Edit: I just noticed this test does not work for primes 3, 5, 7, 17, 23 and 31. Bigger primes have plenty of scope given by the parameters.

I made a programming error in Pari/GP, taking a gcd of a fraction when coding the above in a different way. So the above script easily gives counterexamples.
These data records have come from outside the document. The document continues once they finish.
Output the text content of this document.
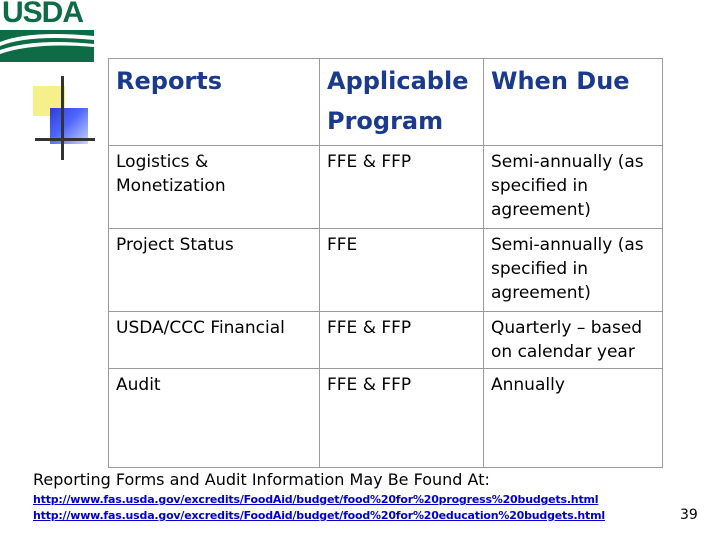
USDA
Reports	Applicable Program	When Due
Logistics & Monetization	FFE & FFP	Semi-annually (as specified in agreement)
Project Status	FFE	Semi-annually (as specified in agreement)
USDA/CCC Financial	FFE & FFP	Quarterly – based on calendar year
Audit	FFE & FFP	Annually
Reporting Forms and Audit Information May Be Found At:
http://www.fas.usda.gov/excredits/FoodAid/budget/food%20for%20progress%20budgets.html
http://www.fas.usda.gov/excredits/FoodAid/budget/food%20for%20education%20budgets.html	39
Oh well!

[paulunderwood]

I have now devised a general test of the polynomial x^2-b^r*x+b with an Euler PRP test for the discriminant b^(2*r)-4*b:

Code:

{tst(n,b,r)=local(t=lift(Mod(b,n)^(2*r-1)),k=kronecker(b,n));
gcd(b,n)==1&&
gcd(t-1,n)==1&&
gcd(t-2,n)==1&&
gcd(t-3,n)==1&&
kronecker(t-4,n)==-k&&
Mod(b,n)^((n-1)/2)==k&&
Mod(t-4,n)^((n-1)/2)==-k&&
Mod(Mod(z,n),z^2-(t-2)*z+1)^((n+1)/2)==k;}

(I think that is coded up properly).

Can you fool this 1+1+2 Selfridge "restricted domain" PRP test?



Edit: I found some frauds for n=287051.

Because 2 appears as the denominator for the solution to x I have added a Fermat base 2 PRP test and am trying to find a pseudoprime to this new test.

Edit 2: A counterexample is tst(79786523,206932265,1)